Cristo è gioia, ma è anche sofferenza, la differenza la fa il modo con cui scegliamo di affrontarla. “Seguire Gesù senza portare la croce è impossibile; portare la croce e non seguire Gesù è inutile.” scriveva S. Annibale Maria di Francia. Quando sarai nella stretta del dolore, alza gli occhi a Cristo, appeso e inchiodato per amor tuo, permettigli di entrare nel tuo cuore per poi farlo scendere fino alla tomba: senza di essa non c’è risurrezione, è solo dalla morte che si rinasce a vita nuova. Se non riesci a trovare Dio nelle tue situazioni assurde come puoi dire di averlo conosciuto? E se Lui non riesce a dare risposte al male, al dolore… che relazione hai costruito senza un reale dialogo?

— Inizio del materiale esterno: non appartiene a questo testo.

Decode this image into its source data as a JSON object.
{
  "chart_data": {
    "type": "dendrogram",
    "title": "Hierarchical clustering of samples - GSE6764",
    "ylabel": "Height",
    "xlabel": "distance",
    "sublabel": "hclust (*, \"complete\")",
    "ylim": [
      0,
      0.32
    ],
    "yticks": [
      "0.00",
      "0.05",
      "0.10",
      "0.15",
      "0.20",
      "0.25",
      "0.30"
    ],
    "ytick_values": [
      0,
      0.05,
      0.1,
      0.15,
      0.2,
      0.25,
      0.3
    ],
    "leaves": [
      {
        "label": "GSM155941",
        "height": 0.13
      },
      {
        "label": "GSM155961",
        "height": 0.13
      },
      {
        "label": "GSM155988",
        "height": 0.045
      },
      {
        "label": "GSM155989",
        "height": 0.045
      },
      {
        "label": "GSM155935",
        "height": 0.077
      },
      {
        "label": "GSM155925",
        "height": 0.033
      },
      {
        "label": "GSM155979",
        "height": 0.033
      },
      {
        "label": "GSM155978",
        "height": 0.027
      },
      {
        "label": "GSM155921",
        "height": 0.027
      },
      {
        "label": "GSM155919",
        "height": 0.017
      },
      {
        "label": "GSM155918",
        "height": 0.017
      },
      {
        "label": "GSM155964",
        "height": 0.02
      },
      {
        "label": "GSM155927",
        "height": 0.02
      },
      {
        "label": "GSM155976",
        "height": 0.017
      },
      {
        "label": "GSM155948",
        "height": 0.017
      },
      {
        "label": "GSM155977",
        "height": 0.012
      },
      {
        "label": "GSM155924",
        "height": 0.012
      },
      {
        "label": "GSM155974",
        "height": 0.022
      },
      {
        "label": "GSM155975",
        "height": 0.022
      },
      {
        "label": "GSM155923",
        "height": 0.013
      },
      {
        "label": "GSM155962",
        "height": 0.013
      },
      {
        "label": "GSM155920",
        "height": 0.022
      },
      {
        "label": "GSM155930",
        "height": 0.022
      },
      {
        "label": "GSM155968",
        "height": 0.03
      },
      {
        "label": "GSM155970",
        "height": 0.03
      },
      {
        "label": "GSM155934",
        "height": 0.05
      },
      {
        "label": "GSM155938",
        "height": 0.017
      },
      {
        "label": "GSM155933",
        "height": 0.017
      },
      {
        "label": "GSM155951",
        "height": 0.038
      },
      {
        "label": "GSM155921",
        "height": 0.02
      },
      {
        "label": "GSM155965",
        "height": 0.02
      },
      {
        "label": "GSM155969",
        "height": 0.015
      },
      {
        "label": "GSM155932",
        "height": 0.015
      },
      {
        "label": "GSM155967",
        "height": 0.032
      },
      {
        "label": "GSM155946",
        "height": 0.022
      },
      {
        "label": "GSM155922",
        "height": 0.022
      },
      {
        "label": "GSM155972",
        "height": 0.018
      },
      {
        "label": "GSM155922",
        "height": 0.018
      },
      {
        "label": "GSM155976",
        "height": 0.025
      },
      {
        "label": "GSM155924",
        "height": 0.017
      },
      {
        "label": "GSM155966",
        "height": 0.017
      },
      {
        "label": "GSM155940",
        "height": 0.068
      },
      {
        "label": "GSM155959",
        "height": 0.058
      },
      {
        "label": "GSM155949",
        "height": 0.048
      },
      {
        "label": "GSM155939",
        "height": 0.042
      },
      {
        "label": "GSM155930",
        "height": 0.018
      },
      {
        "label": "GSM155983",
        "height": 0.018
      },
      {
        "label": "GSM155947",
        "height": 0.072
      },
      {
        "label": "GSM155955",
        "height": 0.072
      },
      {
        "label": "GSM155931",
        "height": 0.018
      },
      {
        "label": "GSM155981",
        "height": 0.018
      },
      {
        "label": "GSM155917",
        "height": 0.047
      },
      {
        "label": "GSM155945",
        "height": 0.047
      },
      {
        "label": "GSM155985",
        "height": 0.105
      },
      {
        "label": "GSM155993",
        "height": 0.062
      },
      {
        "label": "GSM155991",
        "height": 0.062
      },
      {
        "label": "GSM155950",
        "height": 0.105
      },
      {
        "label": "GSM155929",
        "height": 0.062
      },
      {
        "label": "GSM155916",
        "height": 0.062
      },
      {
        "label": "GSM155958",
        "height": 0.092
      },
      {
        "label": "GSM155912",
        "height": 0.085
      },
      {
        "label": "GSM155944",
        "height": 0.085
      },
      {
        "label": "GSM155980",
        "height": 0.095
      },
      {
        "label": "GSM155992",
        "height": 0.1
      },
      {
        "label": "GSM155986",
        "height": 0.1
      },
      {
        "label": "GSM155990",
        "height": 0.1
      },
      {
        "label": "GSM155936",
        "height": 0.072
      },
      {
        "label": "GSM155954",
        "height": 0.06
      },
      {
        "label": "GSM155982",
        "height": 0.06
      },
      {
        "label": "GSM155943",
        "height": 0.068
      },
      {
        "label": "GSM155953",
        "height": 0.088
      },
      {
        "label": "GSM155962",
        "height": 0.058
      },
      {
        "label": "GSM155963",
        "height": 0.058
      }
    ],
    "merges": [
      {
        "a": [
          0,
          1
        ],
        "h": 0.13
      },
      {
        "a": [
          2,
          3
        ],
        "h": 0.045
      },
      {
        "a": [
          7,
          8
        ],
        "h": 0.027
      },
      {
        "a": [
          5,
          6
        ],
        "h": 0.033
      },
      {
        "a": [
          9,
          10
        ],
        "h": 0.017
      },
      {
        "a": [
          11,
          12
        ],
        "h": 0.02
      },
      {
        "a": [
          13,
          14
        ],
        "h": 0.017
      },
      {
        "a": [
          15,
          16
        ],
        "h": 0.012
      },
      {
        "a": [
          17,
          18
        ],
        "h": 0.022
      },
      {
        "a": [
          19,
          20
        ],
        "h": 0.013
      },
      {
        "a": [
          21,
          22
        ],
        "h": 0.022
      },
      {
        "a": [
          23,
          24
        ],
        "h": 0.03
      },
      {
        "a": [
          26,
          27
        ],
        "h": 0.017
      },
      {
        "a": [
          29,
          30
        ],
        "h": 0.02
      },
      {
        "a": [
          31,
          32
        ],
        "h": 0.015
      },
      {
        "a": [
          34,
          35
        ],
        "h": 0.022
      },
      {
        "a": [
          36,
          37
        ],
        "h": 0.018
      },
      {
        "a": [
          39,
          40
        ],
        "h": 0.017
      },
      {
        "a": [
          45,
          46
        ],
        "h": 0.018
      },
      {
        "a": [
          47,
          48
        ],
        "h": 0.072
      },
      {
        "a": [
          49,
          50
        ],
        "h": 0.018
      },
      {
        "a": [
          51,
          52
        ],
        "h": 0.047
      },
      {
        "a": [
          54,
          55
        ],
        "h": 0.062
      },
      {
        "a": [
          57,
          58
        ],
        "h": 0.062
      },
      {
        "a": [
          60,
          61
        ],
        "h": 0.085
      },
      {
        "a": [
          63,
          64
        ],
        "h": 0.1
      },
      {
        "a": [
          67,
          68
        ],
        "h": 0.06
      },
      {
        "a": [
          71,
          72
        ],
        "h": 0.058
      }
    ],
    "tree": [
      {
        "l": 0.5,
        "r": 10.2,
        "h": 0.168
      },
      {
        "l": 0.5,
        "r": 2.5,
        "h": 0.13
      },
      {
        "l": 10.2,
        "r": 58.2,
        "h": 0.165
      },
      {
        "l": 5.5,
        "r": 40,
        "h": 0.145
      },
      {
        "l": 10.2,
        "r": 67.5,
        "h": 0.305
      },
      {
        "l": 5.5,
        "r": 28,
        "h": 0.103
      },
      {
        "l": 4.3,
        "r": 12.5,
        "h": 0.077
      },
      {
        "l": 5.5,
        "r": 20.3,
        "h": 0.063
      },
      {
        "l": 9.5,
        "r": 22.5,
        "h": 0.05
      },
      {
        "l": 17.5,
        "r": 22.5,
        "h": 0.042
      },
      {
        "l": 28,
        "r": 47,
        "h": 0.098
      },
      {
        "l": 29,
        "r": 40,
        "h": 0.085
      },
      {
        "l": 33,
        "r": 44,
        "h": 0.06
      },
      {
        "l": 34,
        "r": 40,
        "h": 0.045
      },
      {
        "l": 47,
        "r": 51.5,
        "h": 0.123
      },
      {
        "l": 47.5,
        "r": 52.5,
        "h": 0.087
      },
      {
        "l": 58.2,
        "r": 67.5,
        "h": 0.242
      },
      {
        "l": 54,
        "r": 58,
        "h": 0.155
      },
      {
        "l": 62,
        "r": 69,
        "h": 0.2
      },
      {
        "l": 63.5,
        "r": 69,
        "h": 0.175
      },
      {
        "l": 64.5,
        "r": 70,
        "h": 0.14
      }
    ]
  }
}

Fatti un giretto tra i reparti di un ospedale, tra i malati terminali, poi torna e dimmi se ci riesci a scorgere l’amore di Cristo; se non fosse così, torna sui tuoi passi, ricomincia la relazione, non costruire mura con stanze vuote! Dio deve darti le risposte che cerchi alle situazioni assurde della vita, se non lo fa, tienitelo tu quel Dio che ti sei fabbricato, io non lo voglio! Esso deve aderire completamente alla tua vita, in modo coerente, non devi rilegarlo alla messa domenicale o alle chiacchiere da salotto! Non puoi slacciarlo dalla tua vita, come e quando ti pare! Sappi che l’Amore ti chiede tutto, ti chiede la vita! Per essere cristiani ci vuole coraggio! I segni dei chiodi che il Cristo ha sul corpo, sono testimonianza visibile di un amore gratuito; dobbiamo benedire le nostre ferite, guardare dritti alla meta, anche se durante il cammino tra spine, graffi, e cadute ci facciamo del male! Molti quando conoscono Gesù, quando conoscono l’Amore vero hanno paura.. paura di queste ferite, di soffrire, e quindi paura di amare, per poi cercare finto sollievo e false consolazioni in situazioni pericolose per la propria anima: è un inganno, lotta con te stesso per non cadere in simili trappole, ricerca sempre la bellezza della verità, rifuggi la menzogna.Le grandi figure dell’Antico Testamento ci insegnano proprio questo, nel dolore non rifugiarti nel peccato, perché rimarrai intrappolato dagli idoli; il loro era uno scappare davanti a Dio, non uno scappare da Lui! Quindi rimanere sempre sotto il suo sguardo d’amore misericordioso.
Caro lettore, ti auguro con tutto il cuore di arrivare a pronunciare le stesse parole di Giobbe (42,5): “Io ti conoscevo per sentito dire, ma ora i miei occhi ti vedono”.